Now I am pitchforked forward in 2018, but the childlike sensation of reading The Jungle Book still resonates strongly with me in defiance against the existential horrors of life that I deal with everyday. Amid the the detritus of daily chores and duties, I turned to Disney’s remake of The Jungle Book (2016), which I chose to watch on my Kindle Fire a few nights ago. At first blush, I had a certain indisposition to watch the highly-acclaimed film: although I am not altogether unreconstructed in terms of watching a film version of classic literature, I tend to shun adopted film versions of classic literature because of the gratuitous rendering of post modernist revisionist interpretations of the books they put on screen. But such misgiving was proved to be an unnecessary mental albatross.
The Jungle Book is a cinematic eye candy to children and adults with its stunning visual impacts and a spectacular scale of the story set in the background of a deep jungle somewhere in India populated with a cast of magnificent characters representing human characteristics in different forms. To classify this film as an anthropomorphic children’s film is to miss the essence of Kipling’s allegorical allusion of our human nature to multifarious animal forms: Sloth, Integrity, Conscience, Humor, Greed, and Vengeance, all of which is manifested in contact with the nature itself whose essence is of neutrality. It is in this background of nature, which is neither paradise nor hell where our human nature becomes conspicuous in its very essence, a primeval form. The manifestation of such human traits is a fortiori overcome by the figure of Mowgli, a feral child brought by a benevolent wolf family. Mowgli is an emblematic of resilience, independence, and courage against the gravitas of trepidation, death, and despondency.
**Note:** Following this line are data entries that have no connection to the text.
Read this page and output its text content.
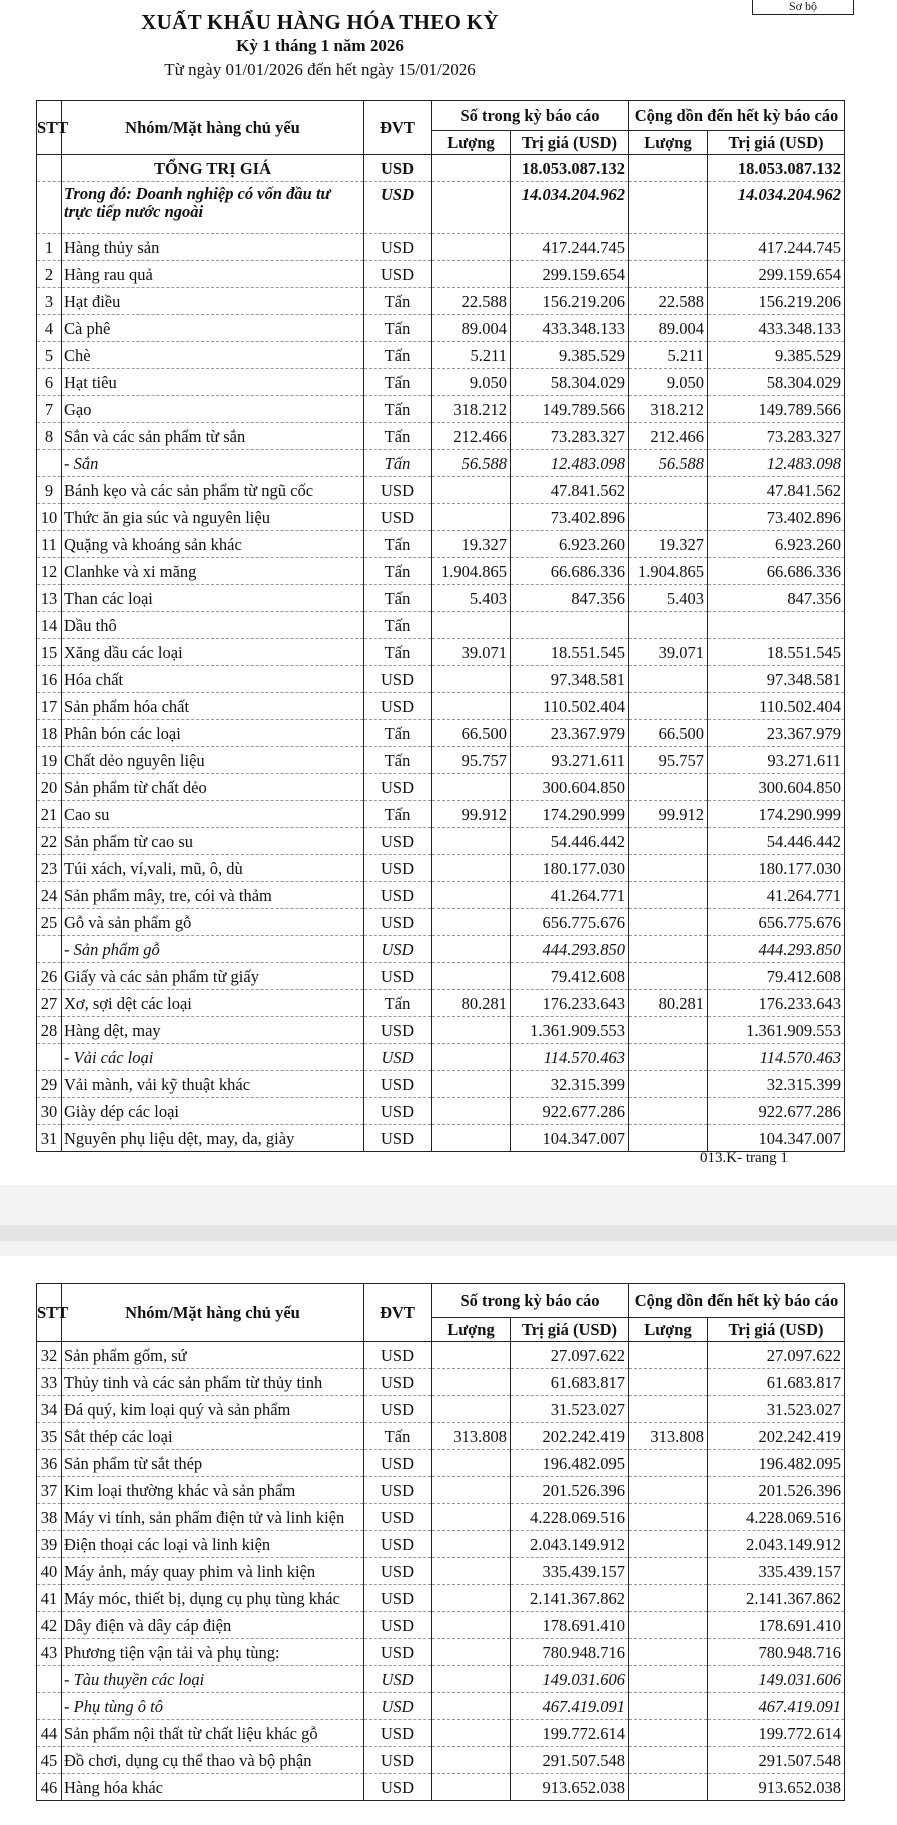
XUẤT KHẨU HÀNG HÓA THEO KỲ
Sơ bộ
Kỳ 1 tháng 1 năm 2026
Từ ngày 01/01/2026 đến hết ngày 15/01/2026
STT	Nhóm/Mặt hàng chủ yếu	ĐVT	Số trong kỳ báo cáo		Cộng dồn đến hết kỳ báo cáo	
			Lượng	Trị giá (USD)	Lượng	Trị giá (USD)
	TỔNG TRỊ GIÁ	USD		18.053.087.132		18.053.087.132
	Trong đó: Doanh nghiệp có vốn đầu tư trực tiếp nước ngoài	USD		14.034.204.962		14.034.204.962
1	Hàng thủy sản	USD		417.244.745		417.244.745
2	Hàng rau quả	USD		299.159.654		299.159.654
3	Hạt điều	Tấn	22.588	156.219.206	22.588	156.219.206
4	Cà phê	Tấn	89.004	433.348.133	89.004	433.348.133
5	Chè	Tấn	5.211	9.385.529	5.211	9.385.529
6	Hạt tiêu	Tấn	9.050	58.304.029	9.050	58.304.029
7	Gạo	Tấn	318.212	149.789.566	318.212	149.789.566
8	Sắn và các sản phẩm từ sắn	Tấn	212.466	73.283.327	212.466	73.283.327
	- Sắn	Tấn	56.588	12.483.098	56.588	12.483.098
9	Bánh kẹo và các sản phẩm từ ngũ cốc	USD		47.841.562		47.841.562
10	Thức ăn gia súc và nguyên liệu	USD		73.402.896		73.402.896
11	Quặng và khoáng sản khác	Tấn	19.327	6.923.260	19.327	6.923.260
12	Clanhke và xi măng	Tấn	1.904.865	66.686.336	1.904.865	66.686.336
13	Than các loại	Tấn	5.403	847.356	5.403	847.356
14	Dầu thô	Tấn				
15	Xăng dầu các loại	Tấn	39.071	18.551.545	39.071	18.551.545
16	Hóa chất	USD		97.348.581		97.348.581
17	Sản phẩm hóa chất	USD		110.502.404		110.502.404
18	Phân bón các loại	Tấn	66.500	23.367.979	66.500	23.367.979
19	Chất dẻo nguyên liệu	Tấn	95.757	93.271.611	95.757	93.271.611
20	Sản phẩm từ chất dẻo	USD		300.604.850		300.604.850
21	Cao su	Tấn	99.912	174.290.999	99.912	174.290.999
22	Sản phẩm từ cao su	USD		54.446.442		54.446.442
23	Túi xách, ví,vali, mũ, ô, dù	USD		180.177.030		180.177.030
24	Sản phẩm mây, tre, cói và thảm	USD		41.264.771		41.264.771
25	Gỗ và sản phẩm gỗ	USD		656.775.676		656.775.676
	- Sản phẩm gỗ	USD		444.293.850		444.293.850
26	Giấy và các sản phẩm từ giấy	USD		79.412.608		79.412.608
27	Xơ, sợi dệt các loại	Tấn	80.281	176.233.643	80.281	176.233.643
28	Hàng dệt, may	USD		1.361.909.553		1.361.909.553
	- Vải các loại	USD		114.570.463		114.570.463
29	Vải mành, vải kỹ thuật khác	USD		32.315.399		32.315.399
30	Giày dép các loại	USD		922.677.286		922.677.286
31	Nguyên phụ liệu dệt, may, da, giày	USD		104.347.007		104.347.007
013.K- trang 1
STT	Nhóm/Mặt hàng chủ yếu	ĐVT	Số trong kỳ báo cáo		Cộng dồn đến hết kỳ báo cáo	
			Lượng	Trị giá (USD)	Lượng	Trị giá (USD)
32	Sản phẩm gốm, sứ	USD		27.097.622		27.097.622
33	Thủy tinh và các sản phẩm từ thủy tinh	USD		61.683.817		61.683.817
34	Đá quý, kim loại quý và sản phẩm	USD		31.523.027		31.523.027
35	Sắt thép các loại	Tấn	313.808	202.242.419	313.808	202.242.419
36	Sản phẩm từ sắt thép	USD		196.482.095		196.482.095
37	Kim loại thường khác và sản phẩm	USD		201.526.396		201.526.396
38	Máy vi tính, sản phẩm điện tử và linh kiện	USD		4.228.069.516		4.228.069.516
39	Điện thoại các loại và linh kiện	USD		2.043.149.912		2.043.149.912
40	Máy ảnh, máy quay phim và linh kiện	USD		335.439.157		335.439.157
41	Máy móc, thiết bị, dụng cụ phụ tùng khác	USD		2.141.367.862		2.141.367.862
42	Dây điện và dây cáp điện	USD		178.691.410		178.691.410
43	Phương tiện vận tải và phụ tùng:	USD		780.948.716		780.948.716
	- Tàu thuyền các loại	USD		149.031.606		149.031.606
	- Phụ tùng ô tô	USD		467.419.091		467.419.091
44	Sản phẩm nội thất từ chất liệu khác gỗ	USD		199.772.614		199.772.614
45	Đồ chơi, dụng cụ thể thao và bộ phận	USD		291.507.548		291.507.548
46	Hàng hóa khác	USD		913.652.038		913.652.038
Given the authenticity of the storytelling aligned with the original context by Kipling and the performance of the characters studded with breathtaking scenes of nature so characteristic of Disney’s creative imaginativeness, it is a film worth of the spending your time on screen. It is a kind of film that stimulates your mind by inviting you to think about a meaning of our human life and existence and of our purpose of life. It will also thrill your heart with the adventures of Mowgli in the heart of the jungle and the stereoscopic views of the nature on screen created by a wonderful collaboration of our timeless human imaginations and 21st century feats of technological bona fides.